Highest overall severity: Medium


Summary:

When a dashboard is configured with a button to go to another sheet, the target sheet permissions are ignored for the current user. This scenario may occur if the workbook has been configured to "Hide Tabs," which sets explicit view permissions, rather than inheriting permissions from the workbook.


Impact:

A user that has access to a dashboard can also navigate to a sheet within that workbook, that they may not have access to.
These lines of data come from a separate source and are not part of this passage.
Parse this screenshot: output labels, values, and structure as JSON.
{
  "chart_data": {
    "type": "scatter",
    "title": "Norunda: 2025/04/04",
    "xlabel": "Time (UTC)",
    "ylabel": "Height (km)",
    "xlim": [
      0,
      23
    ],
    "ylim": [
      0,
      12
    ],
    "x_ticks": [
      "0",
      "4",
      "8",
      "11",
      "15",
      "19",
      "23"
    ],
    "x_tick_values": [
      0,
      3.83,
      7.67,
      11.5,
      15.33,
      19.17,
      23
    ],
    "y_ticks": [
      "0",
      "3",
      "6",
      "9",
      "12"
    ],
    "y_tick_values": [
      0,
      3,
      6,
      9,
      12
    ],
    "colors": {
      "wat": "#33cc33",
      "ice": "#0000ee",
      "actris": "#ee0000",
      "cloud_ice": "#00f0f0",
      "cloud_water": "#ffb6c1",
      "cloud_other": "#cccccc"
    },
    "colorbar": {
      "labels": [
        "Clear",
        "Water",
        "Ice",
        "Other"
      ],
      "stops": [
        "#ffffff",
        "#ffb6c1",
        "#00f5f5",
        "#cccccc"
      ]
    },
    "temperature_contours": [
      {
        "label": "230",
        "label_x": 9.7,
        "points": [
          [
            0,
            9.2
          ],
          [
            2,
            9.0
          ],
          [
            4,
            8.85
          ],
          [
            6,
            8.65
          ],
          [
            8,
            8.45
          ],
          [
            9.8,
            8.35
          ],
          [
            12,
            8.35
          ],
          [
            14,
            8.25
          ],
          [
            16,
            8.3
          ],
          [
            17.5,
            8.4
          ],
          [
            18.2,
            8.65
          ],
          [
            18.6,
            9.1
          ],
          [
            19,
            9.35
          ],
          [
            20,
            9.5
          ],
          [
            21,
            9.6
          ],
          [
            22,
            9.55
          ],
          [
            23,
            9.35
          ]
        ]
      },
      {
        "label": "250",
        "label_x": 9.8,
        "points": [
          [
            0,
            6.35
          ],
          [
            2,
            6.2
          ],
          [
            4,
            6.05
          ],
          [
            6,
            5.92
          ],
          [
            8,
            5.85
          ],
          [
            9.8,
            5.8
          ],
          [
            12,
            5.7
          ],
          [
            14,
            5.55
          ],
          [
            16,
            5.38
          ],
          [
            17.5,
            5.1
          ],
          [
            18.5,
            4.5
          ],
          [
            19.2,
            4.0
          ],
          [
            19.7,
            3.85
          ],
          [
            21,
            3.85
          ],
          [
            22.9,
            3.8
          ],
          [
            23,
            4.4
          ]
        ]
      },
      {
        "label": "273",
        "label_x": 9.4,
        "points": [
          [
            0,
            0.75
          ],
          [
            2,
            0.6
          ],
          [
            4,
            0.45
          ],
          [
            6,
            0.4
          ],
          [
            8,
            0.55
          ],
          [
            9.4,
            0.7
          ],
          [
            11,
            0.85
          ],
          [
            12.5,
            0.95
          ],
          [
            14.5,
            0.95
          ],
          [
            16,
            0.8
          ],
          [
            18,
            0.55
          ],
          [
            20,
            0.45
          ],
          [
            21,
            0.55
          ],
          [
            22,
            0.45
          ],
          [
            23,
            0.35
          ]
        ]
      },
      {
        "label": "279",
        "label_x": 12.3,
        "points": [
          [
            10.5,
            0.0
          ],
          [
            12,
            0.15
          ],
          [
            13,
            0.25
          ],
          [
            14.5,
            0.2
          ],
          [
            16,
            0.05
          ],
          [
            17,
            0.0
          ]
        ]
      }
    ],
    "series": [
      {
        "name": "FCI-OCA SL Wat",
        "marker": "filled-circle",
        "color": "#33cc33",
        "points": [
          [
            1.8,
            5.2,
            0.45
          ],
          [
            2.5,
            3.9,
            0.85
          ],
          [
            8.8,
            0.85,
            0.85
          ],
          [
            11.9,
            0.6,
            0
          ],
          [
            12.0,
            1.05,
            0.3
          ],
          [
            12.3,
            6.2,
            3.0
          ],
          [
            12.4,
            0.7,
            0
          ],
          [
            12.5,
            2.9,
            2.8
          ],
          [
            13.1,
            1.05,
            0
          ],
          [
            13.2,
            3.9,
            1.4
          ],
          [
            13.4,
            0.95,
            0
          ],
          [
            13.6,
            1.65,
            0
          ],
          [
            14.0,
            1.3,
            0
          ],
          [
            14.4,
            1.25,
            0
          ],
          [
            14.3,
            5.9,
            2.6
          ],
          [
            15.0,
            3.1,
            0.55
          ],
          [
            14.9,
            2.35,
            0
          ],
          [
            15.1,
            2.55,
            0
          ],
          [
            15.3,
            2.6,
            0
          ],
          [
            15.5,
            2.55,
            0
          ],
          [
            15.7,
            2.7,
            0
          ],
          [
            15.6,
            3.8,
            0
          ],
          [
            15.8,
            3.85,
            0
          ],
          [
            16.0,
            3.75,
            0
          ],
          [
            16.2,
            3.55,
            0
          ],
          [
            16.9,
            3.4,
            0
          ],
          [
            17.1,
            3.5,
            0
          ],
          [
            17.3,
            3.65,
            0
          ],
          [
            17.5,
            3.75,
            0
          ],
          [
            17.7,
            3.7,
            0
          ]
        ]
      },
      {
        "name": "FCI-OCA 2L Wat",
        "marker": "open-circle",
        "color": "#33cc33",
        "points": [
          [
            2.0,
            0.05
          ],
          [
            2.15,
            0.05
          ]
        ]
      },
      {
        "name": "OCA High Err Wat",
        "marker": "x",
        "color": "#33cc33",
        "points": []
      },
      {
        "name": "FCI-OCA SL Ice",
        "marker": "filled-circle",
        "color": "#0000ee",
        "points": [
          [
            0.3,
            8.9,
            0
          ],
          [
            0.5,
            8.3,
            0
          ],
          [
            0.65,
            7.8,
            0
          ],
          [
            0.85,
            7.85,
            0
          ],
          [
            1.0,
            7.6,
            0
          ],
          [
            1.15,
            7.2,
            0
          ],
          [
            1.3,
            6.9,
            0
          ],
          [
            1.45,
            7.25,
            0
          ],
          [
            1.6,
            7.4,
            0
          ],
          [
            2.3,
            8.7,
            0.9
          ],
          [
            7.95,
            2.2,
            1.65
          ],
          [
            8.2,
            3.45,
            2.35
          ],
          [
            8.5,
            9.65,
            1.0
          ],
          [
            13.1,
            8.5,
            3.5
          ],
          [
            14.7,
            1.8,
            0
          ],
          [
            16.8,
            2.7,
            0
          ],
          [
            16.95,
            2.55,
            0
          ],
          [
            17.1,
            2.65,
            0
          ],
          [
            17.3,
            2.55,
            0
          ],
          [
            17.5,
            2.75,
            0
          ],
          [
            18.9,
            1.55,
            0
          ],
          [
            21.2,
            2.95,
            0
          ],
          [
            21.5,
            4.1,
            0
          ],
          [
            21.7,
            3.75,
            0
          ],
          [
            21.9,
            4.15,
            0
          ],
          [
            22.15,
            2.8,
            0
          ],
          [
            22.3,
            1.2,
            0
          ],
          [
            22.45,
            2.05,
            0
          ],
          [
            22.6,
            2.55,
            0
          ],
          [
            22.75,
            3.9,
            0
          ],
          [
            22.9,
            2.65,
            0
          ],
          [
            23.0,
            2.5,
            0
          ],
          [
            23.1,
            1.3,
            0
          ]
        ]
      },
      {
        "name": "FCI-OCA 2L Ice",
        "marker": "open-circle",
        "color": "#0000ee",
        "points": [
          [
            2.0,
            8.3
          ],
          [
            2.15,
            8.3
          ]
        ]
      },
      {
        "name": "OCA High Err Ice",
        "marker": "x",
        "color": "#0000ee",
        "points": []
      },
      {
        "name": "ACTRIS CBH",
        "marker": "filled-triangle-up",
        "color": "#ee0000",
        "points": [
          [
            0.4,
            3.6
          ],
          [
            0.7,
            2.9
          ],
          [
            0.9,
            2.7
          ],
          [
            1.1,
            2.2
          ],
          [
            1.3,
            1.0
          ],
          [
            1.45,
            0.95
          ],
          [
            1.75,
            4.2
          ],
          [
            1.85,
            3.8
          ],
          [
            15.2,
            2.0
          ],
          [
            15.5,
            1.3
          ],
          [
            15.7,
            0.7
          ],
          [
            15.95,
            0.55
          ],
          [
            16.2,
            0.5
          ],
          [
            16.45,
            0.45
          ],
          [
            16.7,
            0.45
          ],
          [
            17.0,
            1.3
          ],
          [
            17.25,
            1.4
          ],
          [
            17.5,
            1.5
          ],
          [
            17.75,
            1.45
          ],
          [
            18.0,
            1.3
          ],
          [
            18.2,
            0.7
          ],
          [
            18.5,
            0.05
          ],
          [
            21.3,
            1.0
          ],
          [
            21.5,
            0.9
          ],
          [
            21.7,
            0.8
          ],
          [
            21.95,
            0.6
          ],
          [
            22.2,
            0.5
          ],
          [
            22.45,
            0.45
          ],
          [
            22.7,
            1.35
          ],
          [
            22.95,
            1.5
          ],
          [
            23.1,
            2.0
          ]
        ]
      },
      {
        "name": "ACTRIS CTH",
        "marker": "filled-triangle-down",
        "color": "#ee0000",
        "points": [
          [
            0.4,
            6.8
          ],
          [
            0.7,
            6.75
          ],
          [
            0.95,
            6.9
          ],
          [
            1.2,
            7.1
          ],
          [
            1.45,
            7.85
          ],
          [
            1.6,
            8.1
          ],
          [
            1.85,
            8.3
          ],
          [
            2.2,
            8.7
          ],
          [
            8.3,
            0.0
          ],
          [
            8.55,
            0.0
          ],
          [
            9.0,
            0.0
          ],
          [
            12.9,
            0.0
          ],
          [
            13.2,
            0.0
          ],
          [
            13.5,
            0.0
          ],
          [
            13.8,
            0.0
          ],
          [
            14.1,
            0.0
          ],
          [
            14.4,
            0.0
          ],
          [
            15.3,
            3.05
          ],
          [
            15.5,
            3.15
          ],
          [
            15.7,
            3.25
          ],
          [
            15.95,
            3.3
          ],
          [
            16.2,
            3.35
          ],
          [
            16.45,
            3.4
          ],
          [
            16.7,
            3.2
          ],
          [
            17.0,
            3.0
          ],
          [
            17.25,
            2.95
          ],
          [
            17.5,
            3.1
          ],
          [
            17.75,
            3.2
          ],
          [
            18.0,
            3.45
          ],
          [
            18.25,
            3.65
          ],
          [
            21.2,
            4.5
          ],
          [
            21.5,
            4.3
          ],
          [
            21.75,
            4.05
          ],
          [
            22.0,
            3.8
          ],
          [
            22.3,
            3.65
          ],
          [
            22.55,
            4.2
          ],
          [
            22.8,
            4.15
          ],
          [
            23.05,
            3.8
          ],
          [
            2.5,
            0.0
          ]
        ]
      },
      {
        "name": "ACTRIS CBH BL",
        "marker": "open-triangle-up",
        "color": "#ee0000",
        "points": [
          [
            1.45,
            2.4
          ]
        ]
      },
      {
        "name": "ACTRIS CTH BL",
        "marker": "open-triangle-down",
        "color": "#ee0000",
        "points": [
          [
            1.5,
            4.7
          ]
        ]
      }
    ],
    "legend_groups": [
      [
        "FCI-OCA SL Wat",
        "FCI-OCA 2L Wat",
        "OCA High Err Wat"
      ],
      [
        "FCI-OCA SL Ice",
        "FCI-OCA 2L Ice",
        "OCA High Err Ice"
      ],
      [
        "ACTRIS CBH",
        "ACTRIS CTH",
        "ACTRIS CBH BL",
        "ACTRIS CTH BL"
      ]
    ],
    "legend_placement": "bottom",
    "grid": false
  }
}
Products and Versions: Tableau Server | Tableau Desktop | Tableau Bridge | Tableau Prep | Tableau Reader | Tableau Mobile | Tableau Public Desktop
*Versions that are no longer supported are not tested and may be vulnerable.


Tableau Server

Severity: Medium
CVSS3 Score: AV:N/AC:H/PR:L/UI:N/S:U/C:H/I:N/A:N - 5.3 Medium
Product Specific Notes: None.

Vulnerable versions:

  • Tableau Server on Linux 2018.3.0 through 2018.3.14
  • Tableau Server on Linux 2019.1.0 through 2019.1.12
  • Tableau Server on Linux 2019.2.0 through 2019.2.8
  • Tableau Server on Linux 2019.3.0 through 2019.3.4
  • Tableau Server on Linux 2019.4.0 through 2019.4.3
  • Tableau Server on Linux 2020.1.0 through 2020.1.1

  • Tableau Server on Windows 2018.3.0 through 2018.3.14
  • Tableau Server on Windows 2019.1.0 through 2019.1.12
  • Tableau Server on Windows 2019.2.0 through 2019.2.8
  • Tableau Server on Windows 2019.3.0 through 2019.3.4
  • Tableau Server on Windows 2019.4.0 through 2019.4.3
  • Tableau Server on Windows 2020.1.0 through 2020.1.1


Resolved in versions:

  • Tableau Server on Linux 2018.3.15
  • Tableau Server on Linux 2019.1.13
  • Tableau Server on Linux 2019.2.9
  • Tableau Server on Linux 2019.3.5
  • Tableau Server on Linux 2019.4.4
  • Tableau Server on Linux 2020.1.2

  • Tableau Server on Windows 2018.3.15
  • Tableau Server on Windows 2019.1.13
  • Tableau Server on Windows 2019.2.9
  • Tableau Server on Windows 2019.3.5
  • Tableau Server on Windows 2019.4.4
  • Tableau Server on Windows 2020.1.2


Tableau Desktop (Back to top of page)

Severity: N/A
CVSS3 Score: N/A
Product Specific Notes: Not affected.


Tableau Bridge (Back to top of page)

Severity: N/A
CVSS3 Score: N/A
Product Specific Notes: Not affected.


Tableau Prep (Back to top of page)

Severity: N/A
CVSS3 Score: N/A
Product Specific Notes: Not affected.


Tableau Reader (Back to top of page)

Severity: N/A
CVSS3 Score: N/A
Product Specific Notes: Not affected.


Tableau Mobile (Back to top of page)

Severity: N/A
CVSS3 Score: N/A
Product Specific Notes: Not affected.


Tableau Public Desktop (Back to top of page)

Severity: N/A
CVSS3 Score: N/A
Product Specific Notes: Not affected.